Montreal, October 11, 2018 – In order to slow the exodus of investments from Canada and improve the competitiveness of Canadian companies, governments should eliminate the discretionary power of politicians to block a project once it has received all necessary approvals, and agencies that do not respect the deadlines prescribed by law should face budgetary sanctions, states a publication launched today by the MEI.
“Just in the past year, two major projects with a combined value of $23 billion were abandoned because of the ineffectiveness of the approval process or a political decision, while another remains stuck in limbo,” notes Alexandre Moreau, Public Policy Analyst at the MEI and author of the publication.
The case of the expansion of the Trans Mountain pipeline, the most recent example, is eloquent: “Kinder Morgan respected 157 conditions and won its first 17 legal battles, but this wasn’t enough to satisfy everyone.

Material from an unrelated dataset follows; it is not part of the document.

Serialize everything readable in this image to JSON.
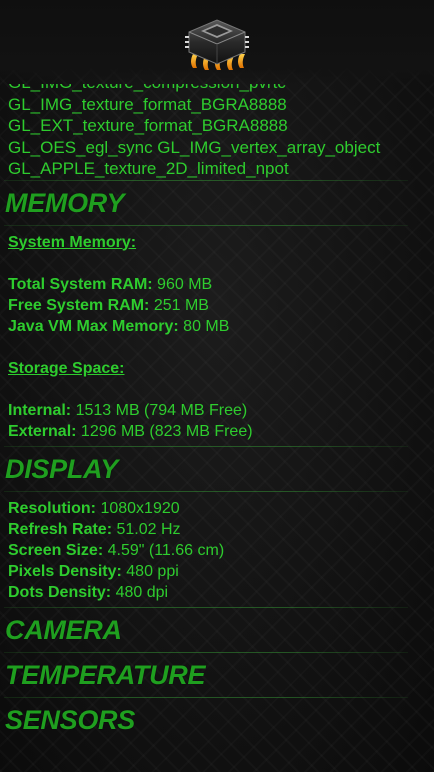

What message are we sending to investors?” adds Germain Belzile, Senior Associate Researcher at the MEI and co-author of the publication.

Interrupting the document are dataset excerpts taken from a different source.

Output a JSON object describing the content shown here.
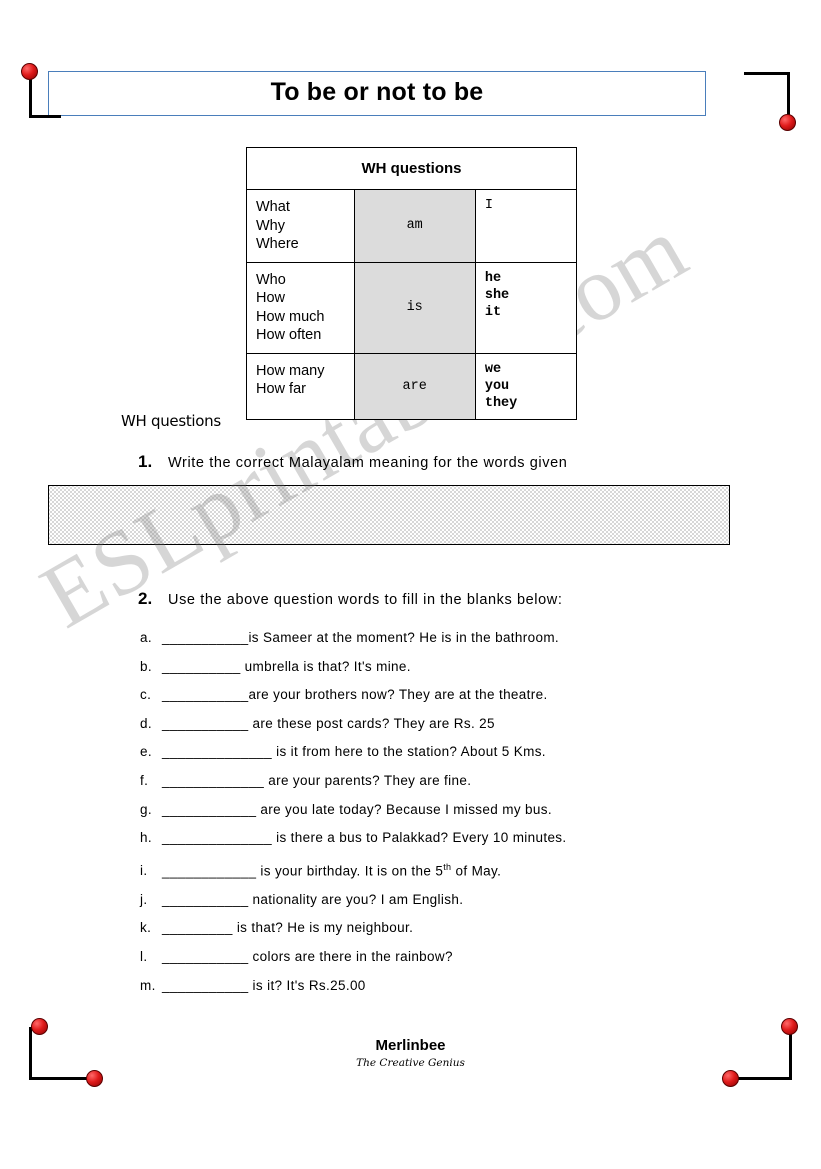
{
  "document": {
    "title": "To be or not to be",
    "grammar_table": {
      "header": "WH questions",
      "rows": [
        {
          "question_words": [
            "What",
            "Why",
            "Where"
          ],
          "verb": "am",
          "pronouns": [
            "I"
          ]
        },
        {
          "question_words": [
            "Who",
            "How",
            "How much",
            "How often"
          ],
          "verb": "is",
          "pronouns": [
            "he",
            "she",
            "it"
          ]
        },
        {
          "question_words": [
            "How many",
            "How far"
          ],
          "verb": "are",
          "pronouns": [
            "we",
            "you",
            "they"
          ]
        }
      ]
    },
    "section_label": "WH questions",
    "exercises": [
      {
        "number": "1.",
        "instruction": "Write the correct Malayalam meaning for the words given"
      },
      {
        "number": "2.",
        "instruction": "Use the above question words to fill in the blanks below:"
      }
    ],
    "blanks": [
      {
        "label": "a.",
        "text": "___________is Sameer at the moment? He is in the bathroom."
      },
      {
        "label": "b.",
        "text": "__________ umbrella is that? It's mine."
      },
      {
        "label": "c.",
        "text": "___________are  your brothers now? They are at the theatre."
      },
      {
        "label": "d.",
        "text": "___________ are these post cards? They are Rs. 25"
      },
      {
        "label": "e.",
        "text": "______________ is it from here to the station? About 5 Kms."
      },
      {
        "label": "f.",
        "text": "_____________ are your parents? They are fine."
      },
      {
        "label": "g.",
        "text": "____________ are you late today? Because I missed my bus."
      },
      {
        "label": "h.",
        "text": "______________ is there a bus to Palakkad? Every 10 minutes."
      },
      {
        "label": "i.",
        "text": "____________ is your birthday. It is on the 5",
        "sup": "th",
        "text_after": " of May."
      },
      {
        "label": "j.",
        "text": "___________ nationality are you? I am English."
      },
      {
        "label": "k.",
        "text": "_________ is that? He is my neighbour."
      },
      {
        "label": "l.",
        "text": "___________ colors are there in the rainbow?"
      },
      {
        "label": "m.",
        "text": "___________ is  it? It's Rs.25.00"
      }
    ],
    "footer": {
      "name": "Merlinbee",
      "tagline": "The Creative Genius"
    },
    "watermark": "ESLprintables.com"
  }
}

This situation, already alarming, could get even worse. Indeed, most observers believe the new provisions of Bill C 69 would have the effect of further lengthening and complicating the approval process. Meanwhile, in the United States, they’re simplifying things.
“Our American neighbours have implemented a series of reforms aimed at reducing the regulatory burden for businesses, while here, we’re getting ready to increase it again,” explains Mr. Moreau. “It’s no surprise, then, that Canadian investment is stagnating. Political arbitrariness and uncertainty discourage investors, for whom risk-taking has its limits, after all.”

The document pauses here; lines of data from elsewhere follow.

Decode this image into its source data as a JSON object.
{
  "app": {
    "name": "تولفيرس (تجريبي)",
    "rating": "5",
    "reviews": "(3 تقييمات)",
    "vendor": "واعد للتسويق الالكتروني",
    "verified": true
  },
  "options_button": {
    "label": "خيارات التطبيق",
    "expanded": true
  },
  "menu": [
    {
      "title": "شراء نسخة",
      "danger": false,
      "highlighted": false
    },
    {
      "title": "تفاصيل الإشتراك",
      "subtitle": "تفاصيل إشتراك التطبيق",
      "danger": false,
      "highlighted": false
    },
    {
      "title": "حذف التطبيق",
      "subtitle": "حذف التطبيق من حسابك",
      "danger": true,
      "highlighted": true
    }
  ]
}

An exodus of investments is not inevitable. Ottawa can still change course in order to reduce uncertainty and the associated costs, by including in Bill C-69 the following elements:
- Impose budgetary sanctions on agencies that do not respect the time limits prescribed by law, as our neighbours do;
- Eliminate the discretionary power of politicians to block a project once it has received all the necessary approvals;
- Prohibit the changing of the rules for assessing a project once the process has begun;
- Compensate companies for losses incurred due to missed deadlines.
“When individuals and companies do not respect deadlines prescribed by the law, the government does not hesitate to penalize them. The same logic should apply to the government when it does not respect its own deadlines and regulations,” concludes Germain Belzile.
The Economic Note entitled “Energy Projects: Boosting Investment by Reducing Uncertainty” was prepared by Alexandre Moreau, Public Policy Analyst at the MEI, and Germain Belzile, Senior Associate Researcher at the MEI. This publication is available on our website.
* * *
The MEI is an independent public policy think tank. Through its publications and media appearances, the MEI stimulates debate on public policies in Quebec and across Canada by proposing reforms based on market principles and entrepreneurship.